Name an object with the <- notation. The syntax is simple:

name <- value  

In the jargon of computer programming, giving a name to an object is called assignment. You assign a name to an object.

Random sampling. It’s often useful to take a random subset of the cases in a data table.3 For instance, you might want to prototype with a small data table when developing your data wrangling and visualization before tackling the whole data table. The function that does this is called sample_n(). It takes two arguments: the name of the data table from which the subset is to be drawn and a named argument, size=, that specifies how many cases should be in the sample. For example:

SmallNCHS <- sample_n(NCHS, size=100)

By assigning the output of sample_n() to a named object, SmallNHCS in the statement above, you can access the object when you need it.

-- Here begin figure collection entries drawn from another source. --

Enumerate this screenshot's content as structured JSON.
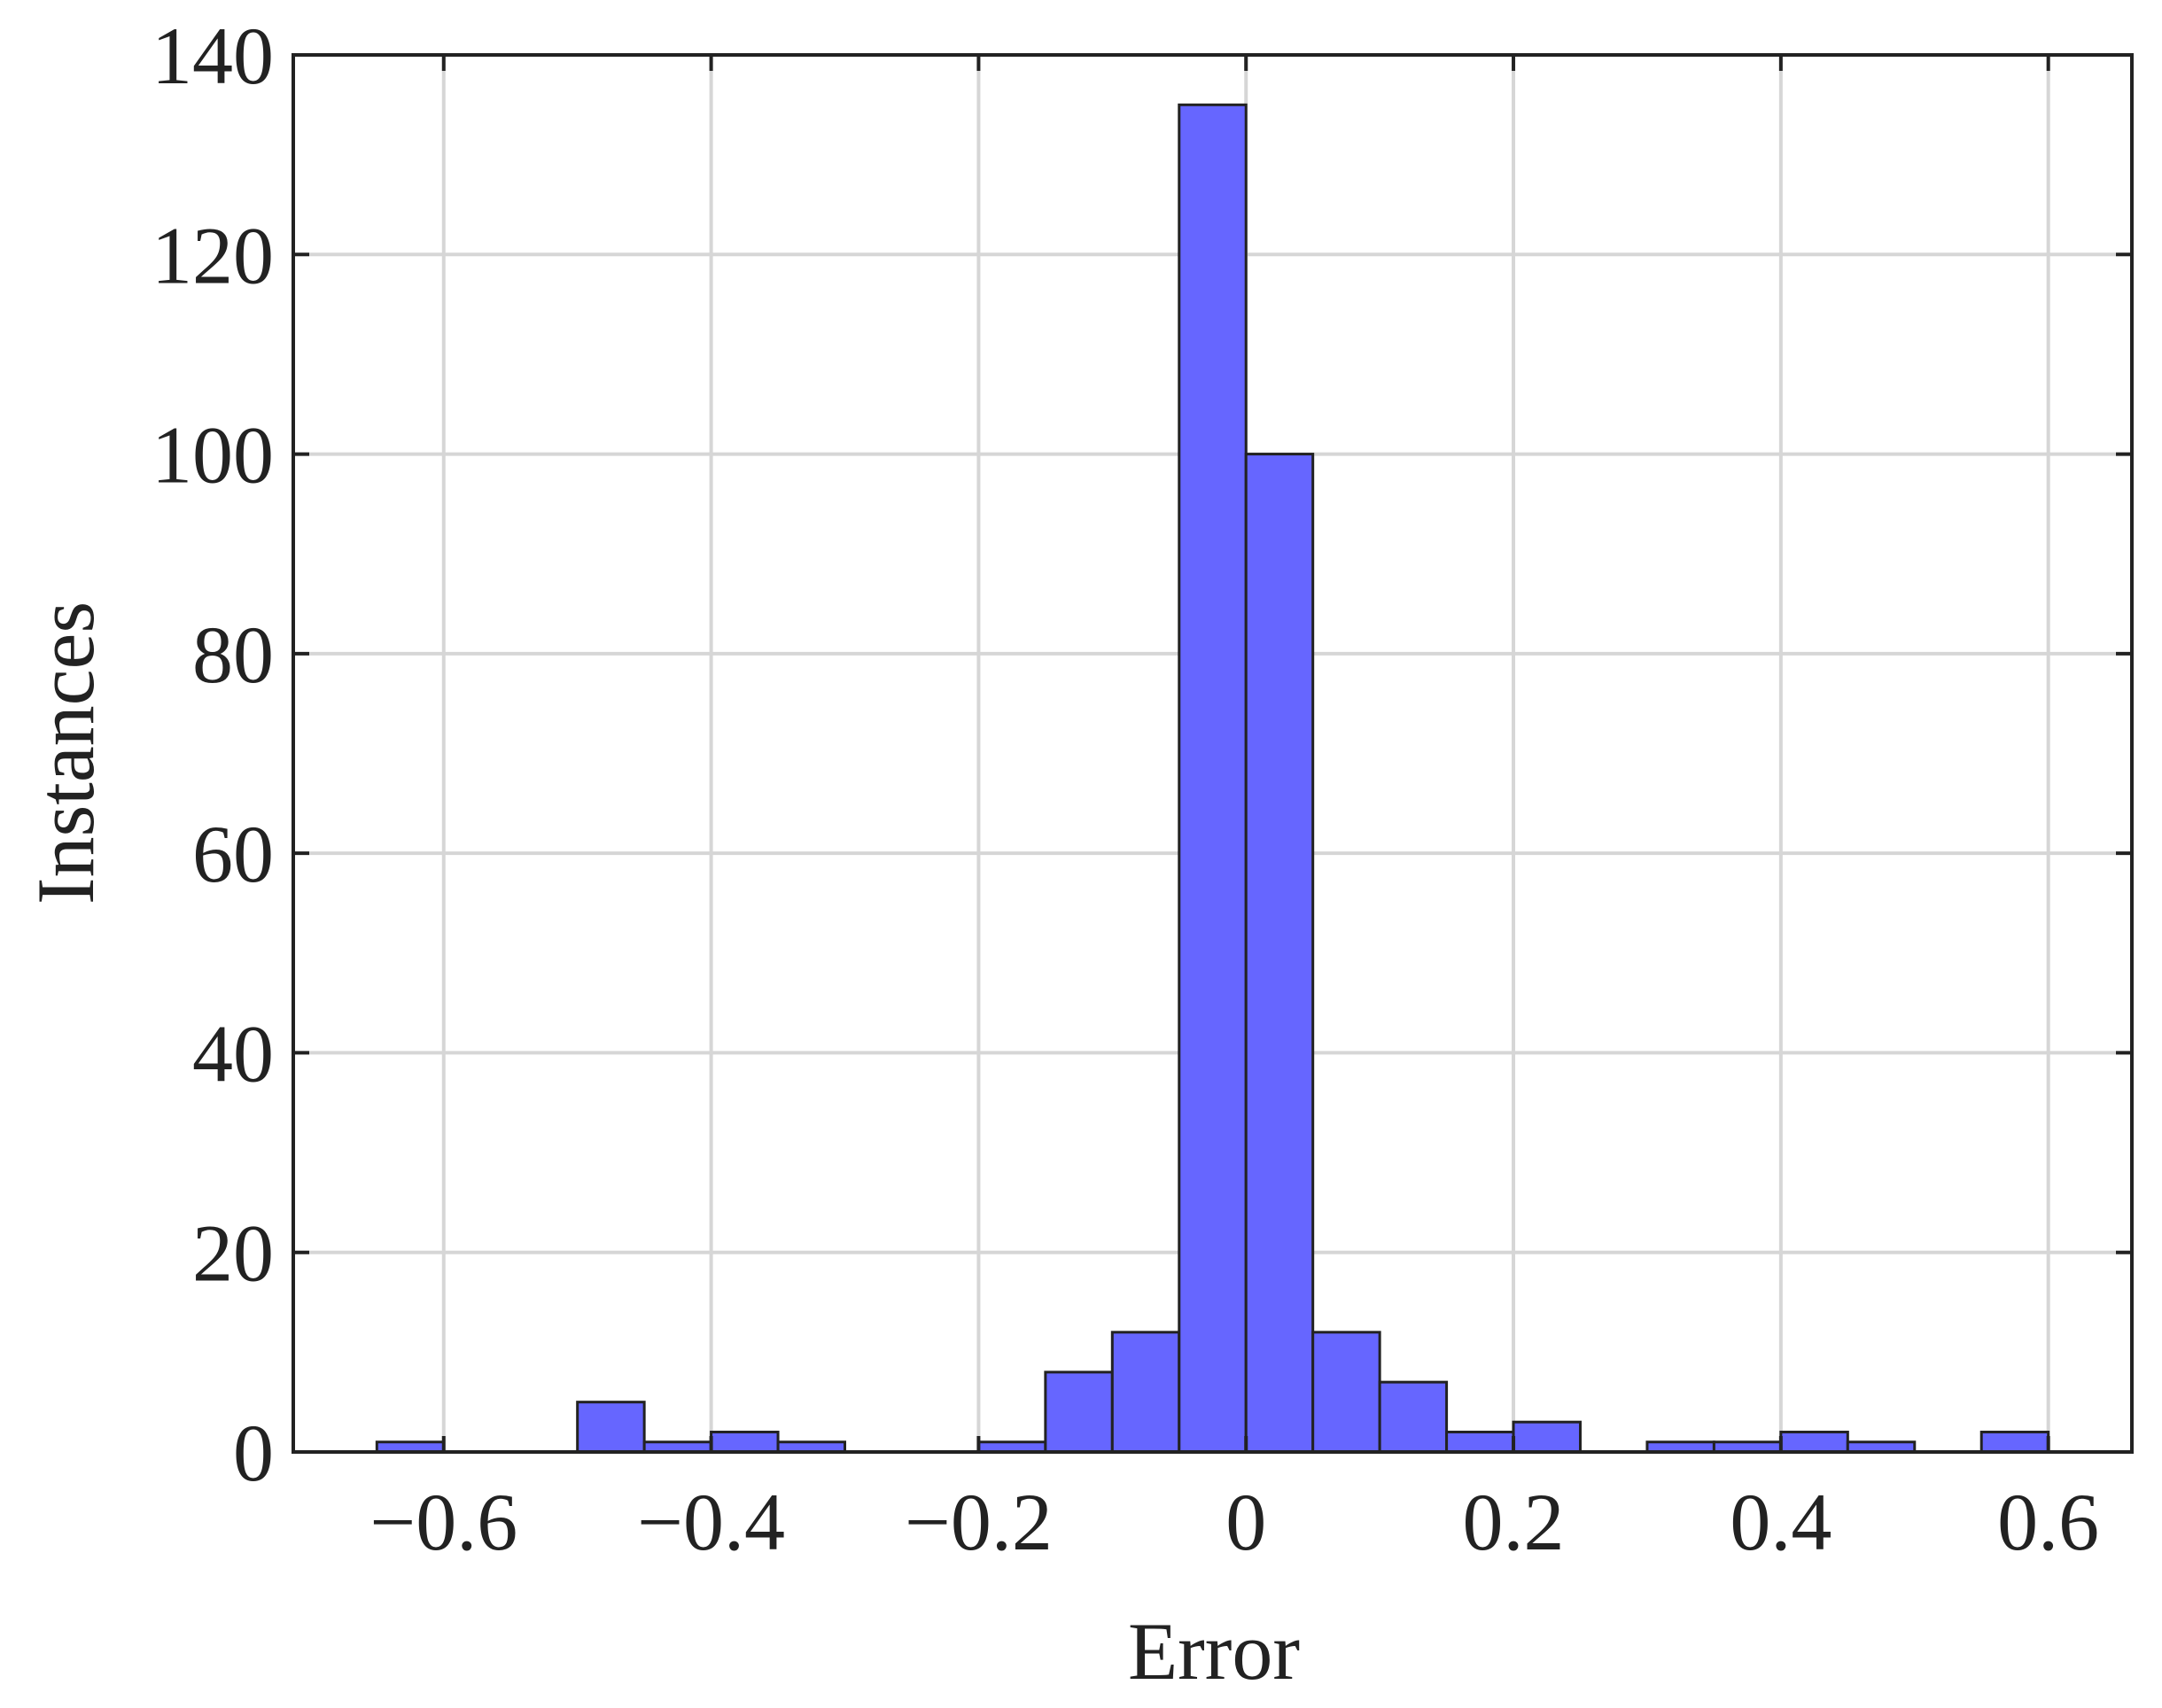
{
  "chart_data": {
    "type": "histogram",
    "xlabel": "Error",
    "ylabel": "Instances",
    "bins": [
      -0.65,
      -0.6,
      -0.55,
      -0.5,
      -0.45,
      -0.4,
      -0.35,
      -0.3,
      -0.25,
      -0.2,
      -0.15,
      -0.1,
      -0.05,
      0,
      0.05,
      0.1,
      0.15,
      0.2,
      0.25,
      0.3,
      0.35,
      0.4,
      0.45,
      0.5,
      0.55,
      0.6
    ],
    "values": [
      1,
      0,
      0,
      5,
      1,
      2,
      1,
      0,
      0,
      1,
      8,
      12,
      135,
      100,
      12,
      7,
      2,
      3,
      0,
      1,
      1,
      2,
      1,
      0,
      2
    ],
    "color": "#6666ff",
    "xlim": [
      -0.7125,
      0.6625
    ],
    "xticks": [
      {
        "value": -0.6,
        "label": "−0.6"
      },
      {
        "value": -0.4,
        "label": "−0.4"
      },
      {
        "value": -0.2,
        "label": "−0.2"
      },
      0,
      0.2,
      0.4,
      0.6
    ],
    "ylim": [
      0,
      140
    ],
    "yticks": [
      0,
      20,
      40,
      60,
      80,
      100,
      120,
      140
    ],
    "grid": true
  }
}
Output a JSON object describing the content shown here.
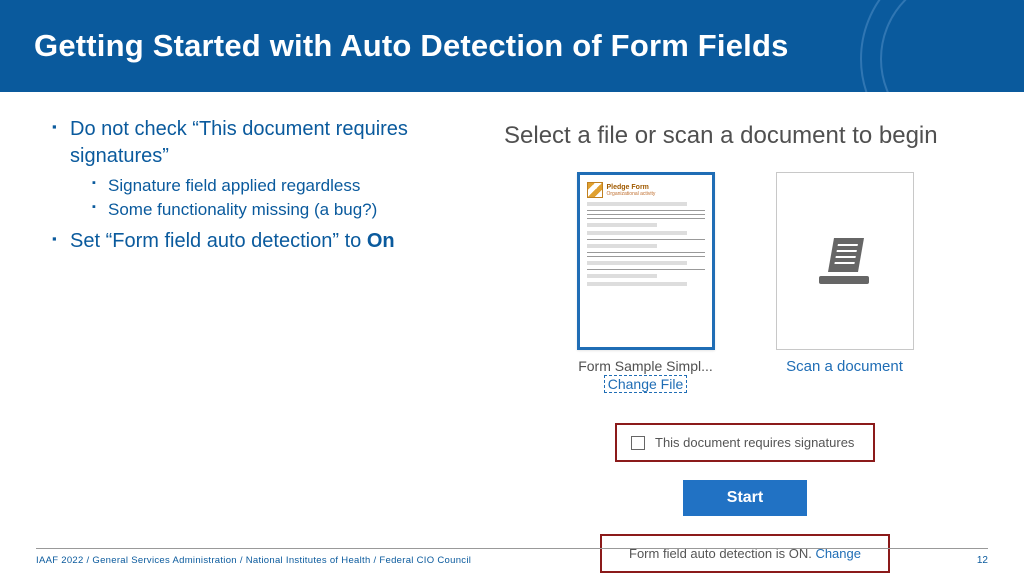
{
  "header": {
    "title": "Getting Started with Auto Detection of Form Fields"
  },
  "bullets": {
    "b1": "Do not check “This document requires signatures”",
    "s1": "Signature field applied regardless",
    "s2": "Some functionality missing (a bug?)",
    "b2_pre": "Set “Form field auto detection” to ",
    "b2_bold": "On"
  },
  "panel": {
    "title": "Select a file or scan a document to begin",
    "thumb_title": "Pledge Form",
    "card1_label": "Form Sample Simpl...",
    "change": "Change File",
    "card2_label": "Scan a document",
    "sig_label": "This document requires signatures",
    "start": "Start",
    "auto_text": "Form field auto detection is ON. ",
    "auto_change": "Change"
  },
  "footer": {
    "text": "IAAF 2022  /  General Services Administration  /  National Institutes of Health  /  Federal CIO Council",
    "page": "12"
  },
  "colors": {
    "header_bg": "#0a5a9d",
    "accent": "#1f6db5",
    "callout": "#8b1a1a"
  }
}
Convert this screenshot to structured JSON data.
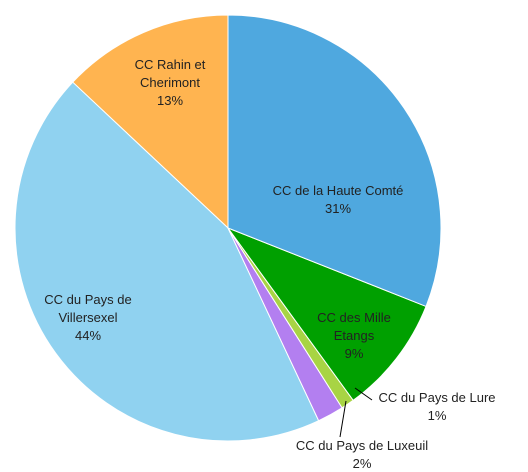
{
  "chart_data": {
    "type": "pie",
    "categories": [
      "CC de la Haute Comté",
      "CC des Mille Etangs",
      "CC du Pays de Lure",
      "CC du Pays de Luxeuil",
      "CC du Pays de Villersexel",
      "CC Rahin et Cherimont"
    ],
    "values": [
      31,
      9,
      1,
      2,
      44,
      13
    ],
    "value_labels": [
      "31%",
      "9%",
      "1%",
      "2%",
      "44%",
      "13%"
    ],
    "colors": [
      "#4fa8df",
      "#00a000",
      "#a8d444",
      "#b37ff0",
      "#90d2f0",
      "#ffb450"
    ]
  }
}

You can have as many named objects as you like. RStudio helps you keep track of them by listing them in the Environment tab, as in Figure 2.8.

Figure 2.8: When the SmallNCHS object is created, it appears in the Environment tab.

When the SmallNCHS object is created, it appears in the Environment tab.

There are a few simple rules that apply when creating a name for an object: The strikethrough bar, like ~this~, is not part of the name. The strikethrough is just a device in the notes to remind you that the name is not allowed.

  • The name cannot start with a digit. So ~100NCHS~ is not allowed, although NCHS100 is fine. This rule is to makes it easy for R to distinguish between object names and numbers. It also helps you avoid mistakes such as writing 2pi when you mean 2*pi.
  • The name cannot contain any punctuation symbols (with two exceptions). So ~?NCHS~ or ~N*Hanes~ are not legitimate names. The exceptions: You can use . and _ in a name.
  • The case of the letters in the name matters. So NCHS, nchs, Nchs, and nChs, etc. are all different names that only look similar to a human reader, not to R.

Occasionally, you will encounter function names like readr::read_csv(). This use of :: refers to a function contained in a specific package. In this case, the name refers to the read_csv() function in the readr package.

Example: Reading a file. The following command consists of a function whose argument is a quoted character string , that is, a sequence of characters taken literally as a value. Character strings always start and end with quotes, for instance, "My name is ..." or "Call me Ishmael". In contrast, quotes are not used with object names.

To read commands effectively, get in the habit of noticing strings and distinguishing them from object names. For instance, the following command contains a string, the assignment operator, and an object name.

Motors <- readr::read_file("http://tiny.cc/mosaic/engines.csv")

The effect of this command is to read some data about internal combustion motors from a web site into an R object called Motors. Note that the URL of the data file is a quoted character string, but the function and object names are not quoted.